Emerging technologies dominated the fourth ministerial conference of the US-EU Trade and Technology Council, which emphasized the need for coordination in developing and leveraging critical technologies without overarching regulations.
Four areas of focus for the council are artificial intelligence, 6G, quantum information technologies and online platforms. Similar to domestic dialogues within the U.S., the TTC is looking to thread the needle between continued innovation, smart scaling and responsible usage.
“The United States and the European Union are committed to joint leadership in promoting and upholding an international rules-based order grounded in shared values,” a May 31 White House memo reads. “We are committed to make the most of the potential of emerging technologies, while at the same time limiting the challenges they pose to universal human rights and shared democratic values.”
The rise of new, generative AI systems constituted a disproportionate amount of conversation at the council’s meeting in Lulea, Sweden, with TTC member and U.S. Secretary of Commerce GIna Raimondo discussing the council’s goals amid the rapid development of AI technologies like ChatGPT.
“We are committed to making sure that the TTC provides a forum for stakeholder engagement: engagement of the private sector, engagement of our companies to figure out what can we do in the here and now to mitigate the risks of AI, but also, not to stifle the innovation,” she said during a panel discussion last week. “And that is a real challenge.”
In response to the growing prevalence of AI, the council will continue utilizing the TTC Joint Roadmap on Evaluation and Measurement Tools for Trustworthy AI and Risk Management, released in December 2022, and will also add three new focus groups for AI and generative AI systems: AI terminology and taxonomy; cooperation on AI standards and tools for trustworthy AI and risk management; and monitoring and measuring existing and emerging AI risks.
Participants also discussed advancing quantum technology research and development, specifically within the post-quantum cryptography field, along with sustainable technology research and securing a robust critical minerals supply chain.
The TTC also described new tactics to disrupt what it refers to as foreign information manipulation and interference in developing nations.
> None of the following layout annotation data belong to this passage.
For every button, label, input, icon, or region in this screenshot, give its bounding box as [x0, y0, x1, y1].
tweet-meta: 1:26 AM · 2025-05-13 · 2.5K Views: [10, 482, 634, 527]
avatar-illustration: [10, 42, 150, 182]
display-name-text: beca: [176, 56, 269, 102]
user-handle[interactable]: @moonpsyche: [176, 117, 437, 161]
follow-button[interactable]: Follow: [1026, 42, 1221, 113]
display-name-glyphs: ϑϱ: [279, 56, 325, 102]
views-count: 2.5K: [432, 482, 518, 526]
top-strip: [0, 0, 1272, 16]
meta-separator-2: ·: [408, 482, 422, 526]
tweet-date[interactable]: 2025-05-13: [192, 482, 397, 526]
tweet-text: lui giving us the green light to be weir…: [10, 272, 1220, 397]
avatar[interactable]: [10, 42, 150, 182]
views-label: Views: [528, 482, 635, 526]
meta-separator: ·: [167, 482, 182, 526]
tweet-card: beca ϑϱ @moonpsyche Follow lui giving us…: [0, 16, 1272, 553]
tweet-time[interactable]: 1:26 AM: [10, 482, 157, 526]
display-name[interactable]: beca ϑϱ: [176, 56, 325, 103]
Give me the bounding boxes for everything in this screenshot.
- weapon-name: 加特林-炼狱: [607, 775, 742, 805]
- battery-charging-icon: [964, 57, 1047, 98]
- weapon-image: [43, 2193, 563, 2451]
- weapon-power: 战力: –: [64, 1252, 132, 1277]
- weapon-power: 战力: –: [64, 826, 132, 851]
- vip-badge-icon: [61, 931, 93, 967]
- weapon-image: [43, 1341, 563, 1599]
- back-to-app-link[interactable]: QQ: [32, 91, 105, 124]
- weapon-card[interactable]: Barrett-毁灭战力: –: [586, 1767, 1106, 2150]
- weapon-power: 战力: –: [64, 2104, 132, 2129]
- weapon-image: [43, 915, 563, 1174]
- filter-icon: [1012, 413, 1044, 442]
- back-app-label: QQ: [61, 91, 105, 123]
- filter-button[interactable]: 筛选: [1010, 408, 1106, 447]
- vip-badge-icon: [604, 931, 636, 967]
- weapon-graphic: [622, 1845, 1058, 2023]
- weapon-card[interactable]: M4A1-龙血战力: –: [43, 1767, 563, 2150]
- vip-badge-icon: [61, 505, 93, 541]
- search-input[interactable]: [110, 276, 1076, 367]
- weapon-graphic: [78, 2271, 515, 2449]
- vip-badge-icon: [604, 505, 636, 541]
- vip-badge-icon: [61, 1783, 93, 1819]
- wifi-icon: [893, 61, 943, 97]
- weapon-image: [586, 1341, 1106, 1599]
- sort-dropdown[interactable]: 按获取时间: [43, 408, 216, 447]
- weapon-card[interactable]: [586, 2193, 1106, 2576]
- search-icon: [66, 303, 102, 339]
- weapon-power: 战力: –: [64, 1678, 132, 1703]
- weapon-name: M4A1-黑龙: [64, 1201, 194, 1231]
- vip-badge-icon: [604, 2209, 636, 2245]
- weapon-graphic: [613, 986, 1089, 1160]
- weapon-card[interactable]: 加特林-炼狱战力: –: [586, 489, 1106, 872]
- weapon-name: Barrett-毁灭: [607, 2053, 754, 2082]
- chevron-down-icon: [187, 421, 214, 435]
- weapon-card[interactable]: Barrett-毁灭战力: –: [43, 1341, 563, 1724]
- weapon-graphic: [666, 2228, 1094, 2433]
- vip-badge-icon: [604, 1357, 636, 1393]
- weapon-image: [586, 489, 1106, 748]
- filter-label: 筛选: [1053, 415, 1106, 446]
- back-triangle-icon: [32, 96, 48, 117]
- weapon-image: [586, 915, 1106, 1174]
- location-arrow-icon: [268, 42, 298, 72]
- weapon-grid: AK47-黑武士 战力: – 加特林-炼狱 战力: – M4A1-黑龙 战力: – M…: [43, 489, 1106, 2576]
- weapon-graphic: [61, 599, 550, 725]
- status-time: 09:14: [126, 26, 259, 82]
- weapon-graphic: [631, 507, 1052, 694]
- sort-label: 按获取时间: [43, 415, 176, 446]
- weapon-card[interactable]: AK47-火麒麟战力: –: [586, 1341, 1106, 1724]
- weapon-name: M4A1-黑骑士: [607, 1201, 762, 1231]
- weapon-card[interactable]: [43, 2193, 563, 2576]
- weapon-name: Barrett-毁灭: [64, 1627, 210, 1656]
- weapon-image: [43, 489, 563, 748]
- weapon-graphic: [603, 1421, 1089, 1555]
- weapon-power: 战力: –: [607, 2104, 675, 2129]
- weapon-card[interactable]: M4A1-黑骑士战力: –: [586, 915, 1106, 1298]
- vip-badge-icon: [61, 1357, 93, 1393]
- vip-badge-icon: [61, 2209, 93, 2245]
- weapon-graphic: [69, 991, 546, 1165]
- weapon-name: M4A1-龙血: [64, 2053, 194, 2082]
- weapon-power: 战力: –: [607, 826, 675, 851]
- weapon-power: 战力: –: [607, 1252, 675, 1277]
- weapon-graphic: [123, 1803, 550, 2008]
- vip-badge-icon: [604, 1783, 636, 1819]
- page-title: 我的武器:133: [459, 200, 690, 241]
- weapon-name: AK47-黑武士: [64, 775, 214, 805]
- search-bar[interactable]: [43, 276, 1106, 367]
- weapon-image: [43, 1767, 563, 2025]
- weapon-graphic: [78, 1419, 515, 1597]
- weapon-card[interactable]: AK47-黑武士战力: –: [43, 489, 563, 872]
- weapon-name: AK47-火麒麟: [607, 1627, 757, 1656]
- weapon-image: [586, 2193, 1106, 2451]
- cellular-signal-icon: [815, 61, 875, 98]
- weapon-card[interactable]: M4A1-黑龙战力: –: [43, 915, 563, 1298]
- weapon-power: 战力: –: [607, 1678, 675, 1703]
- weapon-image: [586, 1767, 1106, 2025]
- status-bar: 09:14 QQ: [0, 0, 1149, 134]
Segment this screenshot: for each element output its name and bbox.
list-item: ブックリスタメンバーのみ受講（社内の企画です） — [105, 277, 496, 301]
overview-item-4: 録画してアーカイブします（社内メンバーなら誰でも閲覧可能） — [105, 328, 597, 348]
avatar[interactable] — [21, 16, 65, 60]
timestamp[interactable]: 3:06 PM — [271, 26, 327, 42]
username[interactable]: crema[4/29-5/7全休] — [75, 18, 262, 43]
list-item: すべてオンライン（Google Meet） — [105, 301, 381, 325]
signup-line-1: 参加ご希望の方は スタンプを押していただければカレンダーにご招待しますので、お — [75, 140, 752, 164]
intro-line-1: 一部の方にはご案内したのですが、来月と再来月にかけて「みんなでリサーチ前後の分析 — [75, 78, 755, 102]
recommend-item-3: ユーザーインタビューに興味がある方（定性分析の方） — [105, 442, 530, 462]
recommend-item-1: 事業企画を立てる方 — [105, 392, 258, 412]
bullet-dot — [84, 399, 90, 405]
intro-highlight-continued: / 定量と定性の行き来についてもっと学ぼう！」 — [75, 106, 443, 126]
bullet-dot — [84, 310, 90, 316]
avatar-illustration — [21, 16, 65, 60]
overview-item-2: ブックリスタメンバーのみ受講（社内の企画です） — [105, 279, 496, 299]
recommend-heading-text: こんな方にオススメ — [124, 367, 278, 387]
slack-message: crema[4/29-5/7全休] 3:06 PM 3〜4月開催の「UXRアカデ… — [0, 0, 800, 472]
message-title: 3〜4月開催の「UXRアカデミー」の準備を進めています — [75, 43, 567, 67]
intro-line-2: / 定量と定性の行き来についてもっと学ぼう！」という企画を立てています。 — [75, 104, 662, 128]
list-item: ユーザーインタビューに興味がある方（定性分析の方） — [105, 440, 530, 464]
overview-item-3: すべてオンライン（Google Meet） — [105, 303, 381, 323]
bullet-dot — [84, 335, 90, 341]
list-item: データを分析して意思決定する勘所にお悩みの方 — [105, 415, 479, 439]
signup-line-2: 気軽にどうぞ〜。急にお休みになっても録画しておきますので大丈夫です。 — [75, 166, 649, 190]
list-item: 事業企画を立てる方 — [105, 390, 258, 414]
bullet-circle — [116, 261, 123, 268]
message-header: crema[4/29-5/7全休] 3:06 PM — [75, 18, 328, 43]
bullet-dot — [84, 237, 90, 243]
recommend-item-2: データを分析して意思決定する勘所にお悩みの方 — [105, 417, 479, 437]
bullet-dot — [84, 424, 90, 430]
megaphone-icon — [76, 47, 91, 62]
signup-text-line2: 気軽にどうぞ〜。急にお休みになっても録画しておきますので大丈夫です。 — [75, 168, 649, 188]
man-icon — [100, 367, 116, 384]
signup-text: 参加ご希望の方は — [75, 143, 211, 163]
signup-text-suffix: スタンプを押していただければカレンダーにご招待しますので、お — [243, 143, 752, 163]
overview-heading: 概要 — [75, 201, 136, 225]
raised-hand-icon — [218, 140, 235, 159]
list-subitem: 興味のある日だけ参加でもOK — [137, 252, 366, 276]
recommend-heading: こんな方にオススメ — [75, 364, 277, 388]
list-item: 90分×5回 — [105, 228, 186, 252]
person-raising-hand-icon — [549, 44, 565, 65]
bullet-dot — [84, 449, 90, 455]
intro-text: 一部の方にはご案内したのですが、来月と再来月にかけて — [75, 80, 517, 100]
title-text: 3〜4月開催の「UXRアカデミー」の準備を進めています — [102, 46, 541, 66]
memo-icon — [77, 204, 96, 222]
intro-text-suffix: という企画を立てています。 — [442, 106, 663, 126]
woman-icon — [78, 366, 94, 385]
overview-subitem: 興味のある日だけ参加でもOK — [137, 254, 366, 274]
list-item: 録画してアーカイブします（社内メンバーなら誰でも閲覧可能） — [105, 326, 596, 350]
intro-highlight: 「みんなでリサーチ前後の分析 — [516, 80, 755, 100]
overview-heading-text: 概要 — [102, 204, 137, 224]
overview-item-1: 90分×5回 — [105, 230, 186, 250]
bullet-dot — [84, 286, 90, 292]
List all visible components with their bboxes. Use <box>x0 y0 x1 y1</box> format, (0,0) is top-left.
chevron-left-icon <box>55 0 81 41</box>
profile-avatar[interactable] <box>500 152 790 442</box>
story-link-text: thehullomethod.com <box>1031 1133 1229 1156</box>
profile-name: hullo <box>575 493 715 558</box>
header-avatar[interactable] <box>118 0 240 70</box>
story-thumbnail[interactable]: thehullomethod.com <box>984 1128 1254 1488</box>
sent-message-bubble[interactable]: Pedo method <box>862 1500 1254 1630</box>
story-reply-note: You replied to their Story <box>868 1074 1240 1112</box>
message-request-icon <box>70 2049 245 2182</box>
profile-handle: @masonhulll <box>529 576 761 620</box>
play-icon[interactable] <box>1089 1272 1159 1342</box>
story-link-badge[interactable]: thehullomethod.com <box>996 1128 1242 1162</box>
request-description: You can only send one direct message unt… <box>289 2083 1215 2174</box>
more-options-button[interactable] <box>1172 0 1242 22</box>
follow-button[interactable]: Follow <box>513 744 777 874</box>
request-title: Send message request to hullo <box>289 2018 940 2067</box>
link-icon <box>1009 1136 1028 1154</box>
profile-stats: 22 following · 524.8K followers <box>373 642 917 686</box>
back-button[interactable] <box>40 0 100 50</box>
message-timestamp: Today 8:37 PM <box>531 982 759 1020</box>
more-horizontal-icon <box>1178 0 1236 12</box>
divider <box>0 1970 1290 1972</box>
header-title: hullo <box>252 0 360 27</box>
The White House cited misinformation campaigns led by adversarial nations — namely China and Russia — targeted at nations in Latin America and Africa. Increased stakeholder engagement with countries in these regions was established as a key objective.
This will likely manifest in the TTC’s work with helping establish stronger digital infrastructures in countries they have identified as having burgeoning markets, such as Costa Rica, the Philippines, Jamaica and Kenya.